ENISA NIS2 guidance pushes European cyber compliance toward a more operational model

Summary

ENISA has published technical guidance to support implementation of the NIS2 Implementing Regulation for digital infrastructure and ICT service management sectors. The document is designed to help in-scope organisations translate high-level obligations into practical security measures across areas such as incident handling, business continuity, supply-chain security, cyber hygiene, access control, asset management, cryptography, and effectiveness testing.

What happened

On 26 June 2025, ENISA announced a technical implementation guide intended to support organisations covered by the NIS2 Implementing Regulation. The guidance was developed with the NIS Cooperation Group and the European Commission, with additional feedback gathered through an open consultation with the private sector.

The implementing regulation further elaborates NIS2 cybersecurity requirements for digital infrastructure and ICT service management sectors at EU level. ENISA’s new publication is meant to make those requirements more usable in practice for the entities that have to comply.

Key details

The guidance covers a wide range of control areas, including:

security policy for network and information systems
risk management policy
incident handling
business continuity and crisis management
supply-chain security
secure acquisition, development, and maintenance of network and information systems
assessment of the effectiveness of cybersecurity risk-management measures
basic cyber hygiene and security training
cryptography
human resources security
access control
asset management
environmental and physical security

ENISA says the guidance is relevant to organisations such as DNS providers, TLD registries, cloud computing providers, data-centre providers, content delivery networks, managed service providers, managed security service providers, online marketplaces, search engines, social networking platforms, and trust service providers.

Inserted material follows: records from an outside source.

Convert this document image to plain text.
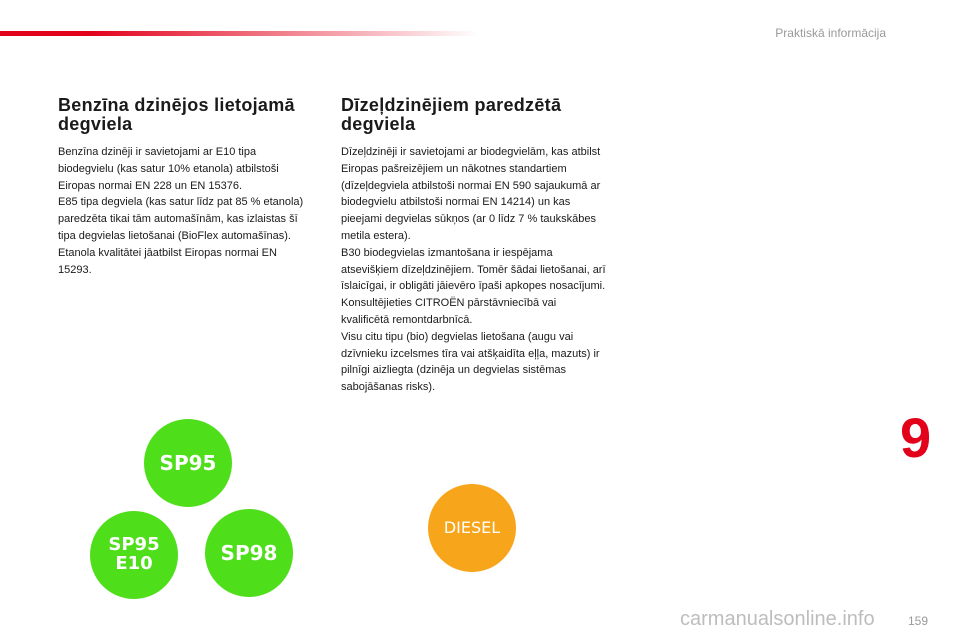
Praktiskā informācija
9
Benzīna dzinējos lietojamā degviela

Benzīna dzinēji ir savietojami ar E10 tipa biodegvielu (kas satur 10% etanola) atbilstoši Eiropas normai EN 228 un EN 15376.

E85 tipa degviela (kas satur līdz pat 85 % etanola) paredzēta tikai tām automašīnām, kas izlaistas šī tipa degvielas lietošanai (BioFlex automašīnas). Etanola kvalitātei jāatbilst Eiropas normai EN 15293.

Dīzeļdzinējiem paredzētā degviela

Dīzeļdzinēji ir savietojami ar biodegvielām, kas atbilst Eiropas pašreizējiem un nākotnes standartiem (dīzeļdegviela atbilstoši normai EN 590 sajaukumā ar biodegvielu atbilstoši normai EN 14214) un kas pieejami degvielas sūkņos (ar 0 līdz 7 % taukskābes metila estera).

B30 biodegvielas izmantošana ir iespējama atsevišķiem dīzeļdzinējiem. Tomēr šādai lietošanai, arī īslaicīgai, ir obligāti jāievēro īpaši apkopes nosacījumi. Konsultējieties CITROËN pārstāvniecībā vai kvalificētā remontdarbnīcā.

Visu citu tipu (bio) degvielas lietošana (augu vai dzīvnieku izcelsmes tīra vai atšķaidīta eļļa, mazuts) ir pilnīgi aizliegta (dzinēja un degvielas sistēmas sabojāšanas risks).

SP95
SP95
E10	SP98
DIESEL
carmanualsonline.info	159
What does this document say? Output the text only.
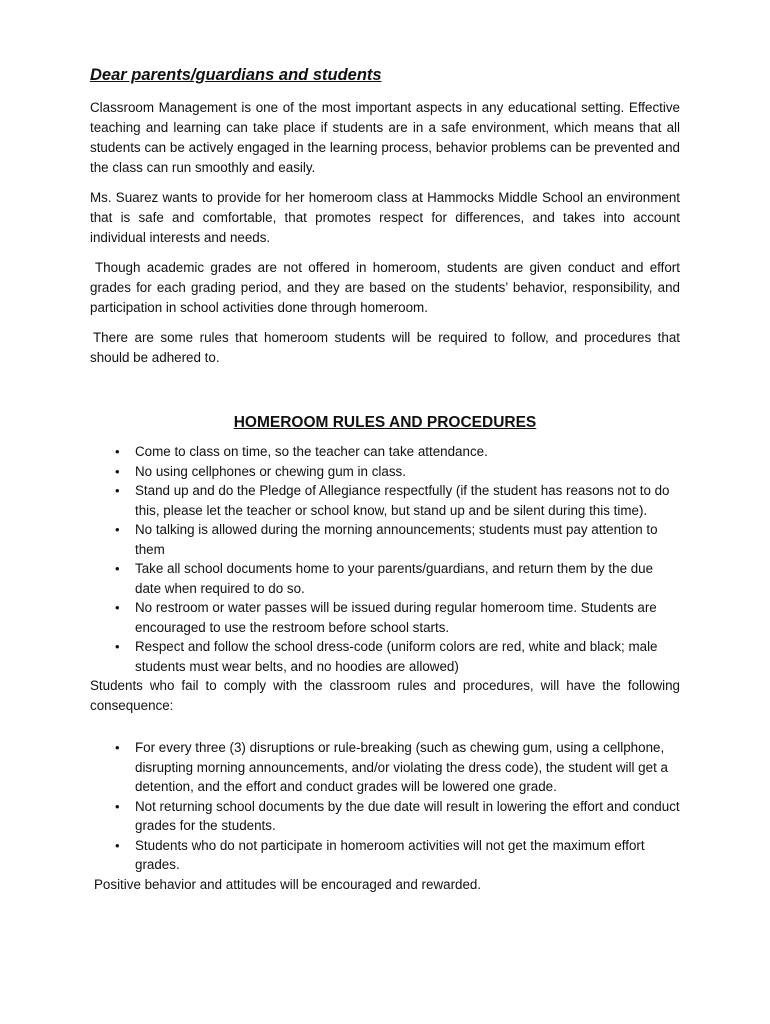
Dear parents/guardians and students

Classroom Management is one of the most important aspects in any educational setting. Effective teaching and learning can take place if students are in a safe environment, which means that all students can be actively engaged in the learning process, behavior problems can be prevented and the class can run smoothly and easily.

Ms. Suarez wants to provide for her homeroom class at Hammocks Middle School an environment that is safe and comfortable, that promotes respect for differences, and takes into account individual interests and needs.

Though academic grades are not offered in homeroom, students are given conduct and effort grades for each grading period, and they are based on the students’ behavior, responsibility, and participation in school activities done through homeroom.

There are some rules that homeroom students will be required to follow, and procedures that should be adhered to.

HOMEROOM RULES AND PROCEDURES
• Come to class on time, so the teacher can take attendance.
• No using cellphones or chewing gum in class.
• Stand up and do the Pledge of Allegiance respectfully (if the student has reasons not to do this, please let the teacher or school know, but stand up and be silent during this time).
• No talking is allowed during the morning announcements; students must pay attention to them
• Take all school documents home to your parents/guardians, and return them by the due date when required to do so.
• No restroom or water passes will be issued during regular homeroom time. Students are encouraged to use the restroom before school starts.
• Respect and follow the school dress-code (uniform colors are red, white and black; male students must wear belts, and no hoodies are allowed)

Students who fail to comply with the classroom rules and procedures, will have the following consequence:

• For every three (3) disruptions or rule-breaking (such as chewing gum, using a cellphone, disrupting morning announcements, and/or violating the dress code), the student will get a detention, and the effort and conduct grades will be lowered one grade.
• Not returning school documents by the due date will result in lowering the effort and conduct grades for the students.
• Students who do not participate in homeroom activities will not get the maximum effort grades.

Positive behavior and attitudes will be encouraged and rewarded.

The agency also published linked guidance mapping NIS2 obligations to cybersecurity roles and responsibilities using the European Cybersecurity Skills Framework.

Why it matters

This matters because one of the persistent problems with cyber regulation is the gap between legal obligation and operational implementation. Organisations can understand that NIS2 applies to them while still struggling to turn the framework into concrete controls, ownership structures, and engineering practice.

ENISA’s guidance is an attempt to narrow that gap. It pushes NIS2 away from being treated only as a compliance text and toward being treated as an operating model for how critical and digital service providers should structure cyber risk management.

Assessment

The key value here is practical alignment. NIS2 has always been more consequential than a paperwork exercise, but implementation quality will vary widely unless organisations have usable guidance that connects policy, technical controls, and workforce roles.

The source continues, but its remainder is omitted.